Nach dem verlorenen Derby beim TV Kirchzell am vergangenen Freitag müssen die Rodgauer 3. Liga Handballer auch am kommenden Wochenende wieder in der Fremde antreten. Die Fahrt in den Opel-Mannschaftsbussen führt diesmal knapp 200 Kilometer in den Thüringer Wald. In der Lavendelstadt Bad Blankenburg warten dann die heimischen Handballer um Torjäger Paul Weyhrauch auf die Baggerseepiraten. Die Duelle der Vergangenheit konnten Rhein & Co. zwar meistens für sich entscheiden, doch in dieser Saison unterliegen die gezeigten Leistungen sehr starken Schwankungen. Vor allem in der Defensive hat man derzeit arge Probleme.
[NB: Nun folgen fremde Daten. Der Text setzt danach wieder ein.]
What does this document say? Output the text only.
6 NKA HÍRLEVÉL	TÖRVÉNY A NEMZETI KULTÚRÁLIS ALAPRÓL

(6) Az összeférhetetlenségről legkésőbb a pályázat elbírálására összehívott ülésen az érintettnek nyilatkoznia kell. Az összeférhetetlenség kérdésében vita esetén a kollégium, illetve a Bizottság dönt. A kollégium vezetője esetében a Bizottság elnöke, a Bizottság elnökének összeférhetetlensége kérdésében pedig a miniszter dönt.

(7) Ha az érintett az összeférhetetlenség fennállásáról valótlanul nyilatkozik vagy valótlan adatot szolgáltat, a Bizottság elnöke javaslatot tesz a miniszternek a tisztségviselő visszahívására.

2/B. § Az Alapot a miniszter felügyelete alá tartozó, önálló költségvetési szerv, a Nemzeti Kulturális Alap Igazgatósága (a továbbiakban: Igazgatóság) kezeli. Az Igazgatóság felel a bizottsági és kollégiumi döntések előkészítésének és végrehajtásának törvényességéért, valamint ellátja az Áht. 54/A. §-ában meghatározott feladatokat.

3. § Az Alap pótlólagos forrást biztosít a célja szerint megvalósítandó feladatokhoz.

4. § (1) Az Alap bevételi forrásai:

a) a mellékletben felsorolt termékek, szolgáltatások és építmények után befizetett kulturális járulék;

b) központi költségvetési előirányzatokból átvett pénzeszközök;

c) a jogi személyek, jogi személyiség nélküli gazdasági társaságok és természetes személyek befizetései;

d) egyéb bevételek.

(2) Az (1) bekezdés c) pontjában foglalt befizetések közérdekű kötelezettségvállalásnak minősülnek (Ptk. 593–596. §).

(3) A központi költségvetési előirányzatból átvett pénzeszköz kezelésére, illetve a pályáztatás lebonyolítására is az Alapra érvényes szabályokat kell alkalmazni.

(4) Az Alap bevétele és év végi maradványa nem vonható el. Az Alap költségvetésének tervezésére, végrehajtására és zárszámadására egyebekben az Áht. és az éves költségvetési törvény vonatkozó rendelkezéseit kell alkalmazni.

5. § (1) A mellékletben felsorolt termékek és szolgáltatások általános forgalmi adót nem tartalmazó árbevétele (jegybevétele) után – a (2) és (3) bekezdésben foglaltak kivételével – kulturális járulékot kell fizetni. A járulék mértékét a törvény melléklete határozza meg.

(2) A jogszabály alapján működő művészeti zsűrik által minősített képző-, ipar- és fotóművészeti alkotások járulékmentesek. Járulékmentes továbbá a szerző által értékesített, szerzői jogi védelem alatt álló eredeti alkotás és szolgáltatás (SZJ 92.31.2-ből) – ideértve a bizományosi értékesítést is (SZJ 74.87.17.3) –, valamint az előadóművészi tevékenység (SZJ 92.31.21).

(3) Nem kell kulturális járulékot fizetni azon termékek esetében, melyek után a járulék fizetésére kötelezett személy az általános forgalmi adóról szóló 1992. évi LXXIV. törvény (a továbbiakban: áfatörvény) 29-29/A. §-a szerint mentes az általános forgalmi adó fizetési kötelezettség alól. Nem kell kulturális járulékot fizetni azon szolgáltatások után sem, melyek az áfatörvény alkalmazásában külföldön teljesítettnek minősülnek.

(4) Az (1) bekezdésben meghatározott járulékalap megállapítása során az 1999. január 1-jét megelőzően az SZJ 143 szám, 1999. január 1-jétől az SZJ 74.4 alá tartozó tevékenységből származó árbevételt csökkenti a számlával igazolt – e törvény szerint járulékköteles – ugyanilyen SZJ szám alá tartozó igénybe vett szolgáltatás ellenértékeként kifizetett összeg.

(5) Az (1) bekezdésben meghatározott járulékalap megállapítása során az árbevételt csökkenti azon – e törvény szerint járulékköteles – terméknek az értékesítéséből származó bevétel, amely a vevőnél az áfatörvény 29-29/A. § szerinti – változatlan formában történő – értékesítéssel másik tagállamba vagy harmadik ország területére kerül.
Konnte man beim Heimsieg gegen Halle dies noch kompensieren, so war ausgerechnet im Derby bei den abstiegsbedrohten Kirchzellern mit dem „Schweizer Käse“ nichts zu Ernten. Trainer Alex Hauptmann war dementsprechend angefressen und fordert von seiner Mannschaft eine Gegenreaktion. „Wir müssen endlich wieder zur Aggressivität der ersten Spiele zurückfinden, denn wir treffen in den nächsten Wochen auf Gegner, die allesamt noch nicht gesichert sind. Da bekommen wir nichts geschenkt und müssen voll dagegen halten.“

Vielleicht sorgen auch die beiden personellen Nachrichten zum Thema Kaderplanung für eine Portion Rückenwind. Der derzeit noch am Kreuzband verletzte Tim Henkel wird nächste Saison wieder das Trikot der HSG überstreifen und auf Torejagd gehen. Der Heilungsverlauf ist optimal, spätestens zur Vorbereitung im Juli wird Henkel somit wieder topfit sein. „Tim wird aufgrund seiner Erfahrung wieder ein absoluter Führungsspieler bei uns sein, der der Mannschaft auch in kritischen Phasen weiterhelfen kann“, äußerte sich der sportliche Leiter Thomas Paliocha sehr zufrieden mit der Vertragsverlängerung Henkels. Zudem dürfen sich die Baggerseepiraten auf Sam Hoddersen freuen, der nach einem Jahr Jugendbundesliga in Hanau als Perspektivspieler in die Wiesbadener Straße zurückkehrt und sowohl auf Linksaußen, als auch auf Rückraum Mitte eingesetzt werden kann. Auch diese Personalentscheidung stimmt Paliocha zuversichtlich: „Sam ist ein Riesentalent mit absolutem Potential für die Zukunft, an ihm werden wir sicherlich viel Freude haben.“

Nun liegt es am aktuellen Kader, die notwendigen Punkte für das angestrebte Ziel – die Qualifikation für den DHB-Pokal- zu sammeln. Am liebsten wäre es den Verantwortlichen, die Mannschaft würde am Sonntag wieder zwei mit nach Hause bringen.